Юля Львовна была женщиной одного мужчины. Он был физик – теоретик, сухой, вежливый и, как считала Людмила Тулупова, неинтересный, но интеллигентный. Такое сочетание действительно иногда бывает, но не в этом случае. Мирон был физиком от бога и человеком совсем нескучным, но на него надо было попасть, как на редкий спектакль.
Тулупова, как только устроилась работать, видела его несколько раз, он приезжал за Юлей на «москвиче», вместе с ним они отмечали один из первых Новых годов в библиотеке, но на его бенефис она не попала, хотя в тот единственный вечер Мирон пел под гитару. Тулупова это запомнила. А потом он умер. Мила на похороны не пошла – двое детей, она одна; жила в автоматическом режиме – приземлялась ночью на кровать, моментально переходя в режим сна без сновидений.

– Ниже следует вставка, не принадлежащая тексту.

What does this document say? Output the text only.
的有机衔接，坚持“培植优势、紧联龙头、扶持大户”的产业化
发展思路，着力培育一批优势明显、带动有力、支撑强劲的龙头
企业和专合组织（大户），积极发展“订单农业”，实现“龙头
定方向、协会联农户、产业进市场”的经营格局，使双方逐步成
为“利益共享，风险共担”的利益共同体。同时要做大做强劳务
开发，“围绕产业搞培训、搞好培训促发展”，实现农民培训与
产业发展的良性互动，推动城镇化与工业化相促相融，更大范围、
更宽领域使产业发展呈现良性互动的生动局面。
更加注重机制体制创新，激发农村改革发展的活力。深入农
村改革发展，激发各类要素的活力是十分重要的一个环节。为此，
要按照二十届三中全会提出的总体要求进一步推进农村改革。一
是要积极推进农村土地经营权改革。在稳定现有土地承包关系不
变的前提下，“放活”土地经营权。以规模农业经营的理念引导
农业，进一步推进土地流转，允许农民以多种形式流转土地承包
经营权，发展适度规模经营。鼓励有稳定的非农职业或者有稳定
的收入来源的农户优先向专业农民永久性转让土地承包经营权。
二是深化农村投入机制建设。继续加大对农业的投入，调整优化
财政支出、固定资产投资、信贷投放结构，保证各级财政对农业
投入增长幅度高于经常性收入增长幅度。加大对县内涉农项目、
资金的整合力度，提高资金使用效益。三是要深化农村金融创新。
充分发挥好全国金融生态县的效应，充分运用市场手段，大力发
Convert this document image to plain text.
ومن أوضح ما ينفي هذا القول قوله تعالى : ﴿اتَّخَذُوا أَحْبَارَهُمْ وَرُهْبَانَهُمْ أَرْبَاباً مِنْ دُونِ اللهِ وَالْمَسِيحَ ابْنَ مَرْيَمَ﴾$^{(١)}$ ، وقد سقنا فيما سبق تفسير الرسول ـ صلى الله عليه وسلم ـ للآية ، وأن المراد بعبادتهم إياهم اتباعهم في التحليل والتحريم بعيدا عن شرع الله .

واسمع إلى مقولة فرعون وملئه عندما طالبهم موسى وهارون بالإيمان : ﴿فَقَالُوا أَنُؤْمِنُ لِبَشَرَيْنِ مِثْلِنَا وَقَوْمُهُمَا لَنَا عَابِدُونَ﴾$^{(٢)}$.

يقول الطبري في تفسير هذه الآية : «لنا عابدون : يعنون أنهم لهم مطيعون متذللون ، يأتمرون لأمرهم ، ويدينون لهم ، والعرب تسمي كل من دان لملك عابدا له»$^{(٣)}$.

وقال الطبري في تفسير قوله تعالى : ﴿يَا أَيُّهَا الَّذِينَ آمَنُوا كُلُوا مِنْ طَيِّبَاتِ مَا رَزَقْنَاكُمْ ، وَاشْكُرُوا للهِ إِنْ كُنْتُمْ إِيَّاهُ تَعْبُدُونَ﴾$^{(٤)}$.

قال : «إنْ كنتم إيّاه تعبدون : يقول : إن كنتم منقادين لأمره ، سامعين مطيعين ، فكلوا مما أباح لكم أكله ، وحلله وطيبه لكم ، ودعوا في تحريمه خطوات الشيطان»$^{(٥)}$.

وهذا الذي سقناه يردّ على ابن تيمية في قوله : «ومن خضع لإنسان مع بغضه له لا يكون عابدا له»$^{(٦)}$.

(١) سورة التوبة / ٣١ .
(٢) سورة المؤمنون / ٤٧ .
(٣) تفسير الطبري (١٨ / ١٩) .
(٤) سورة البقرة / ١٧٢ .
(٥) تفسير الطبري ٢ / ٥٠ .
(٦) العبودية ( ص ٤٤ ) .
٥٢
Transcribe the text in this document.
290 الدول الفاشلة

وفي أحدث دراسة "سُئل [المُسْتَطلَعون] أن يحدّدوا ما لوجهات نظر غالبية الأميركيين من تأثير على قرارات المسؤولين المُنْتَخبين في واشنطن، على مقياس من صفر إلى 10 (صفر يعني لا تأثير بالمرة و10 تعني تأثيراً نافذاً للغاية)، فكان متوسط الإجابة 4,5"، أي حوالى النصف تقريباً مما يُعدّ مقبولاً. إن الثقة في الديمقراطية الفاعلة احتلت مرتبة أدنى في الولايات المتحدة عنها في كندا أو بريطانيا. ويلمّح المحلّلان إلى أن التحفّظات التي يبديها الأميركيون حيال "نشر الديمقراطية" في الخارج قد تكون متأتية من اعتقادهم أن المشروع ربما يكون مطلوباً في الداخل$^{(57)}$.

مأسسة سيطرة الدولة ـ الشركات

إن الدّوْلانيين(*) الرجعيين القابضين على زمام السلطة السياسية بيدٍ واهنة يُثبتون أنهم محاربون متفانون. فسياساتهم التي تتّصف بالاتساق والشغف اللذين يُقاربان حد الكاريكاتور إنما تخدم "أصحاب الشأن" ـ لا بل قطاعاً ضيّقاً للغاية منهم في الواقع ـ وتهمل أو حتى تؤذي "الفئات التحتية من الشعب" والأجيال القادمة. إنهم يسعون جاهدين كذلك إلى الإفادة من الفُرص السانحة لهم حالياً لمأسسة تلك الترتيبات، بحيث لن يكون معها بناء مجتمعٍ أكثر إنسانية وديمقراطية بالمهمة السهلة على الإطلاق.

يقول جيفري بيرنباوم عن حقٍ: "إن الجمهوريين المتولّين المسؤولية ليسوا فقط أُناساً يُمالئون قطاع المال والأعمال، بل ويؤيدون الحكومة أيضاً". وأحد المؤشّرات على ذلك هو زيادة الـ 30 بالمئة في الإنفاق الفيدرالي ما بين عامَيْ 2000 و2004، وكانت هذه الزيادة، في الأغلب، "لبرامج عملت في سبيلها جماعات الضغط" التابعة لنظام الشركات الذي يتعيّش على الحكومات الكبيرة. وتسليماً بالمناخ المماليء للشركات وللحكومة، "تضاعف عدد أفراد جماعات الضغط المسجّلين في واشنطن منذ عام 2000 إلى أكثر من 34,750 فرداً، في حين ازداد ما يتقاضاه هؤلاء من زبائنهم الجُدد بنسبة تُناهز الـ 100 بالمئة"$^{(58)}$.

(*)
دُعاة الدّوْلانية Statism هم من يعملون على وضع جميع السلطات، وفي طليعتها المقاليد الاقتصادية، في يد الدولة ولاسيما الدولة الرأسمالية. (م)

Юлия Львовна потерю мужа переживала глубоко и остро, только Шапиро не давала забывать ей, что она «интересная женщина», и все время призывала к новому браку. Так Юля стала – «женщиной постоянно на выданье» и по-прежнему выпускала раз в неделю четырехполосную газету «Красный оптик». Она писала о результатах социалистического соревнования по цехам, интервью с рабочими, руководством завода, портреты передовиков. Праздничные выпуски содержали юмор и анекдоты, которые поставляла Марина Исааковна Шапиро. Конечно, еврейские в газету не попадали, но за несколько дней перед праздничным номером библиотека разрывалась от хохота. Публиковался самый безобидный и не очень смешной анекдот, но претенденты были по-настоящему хороши.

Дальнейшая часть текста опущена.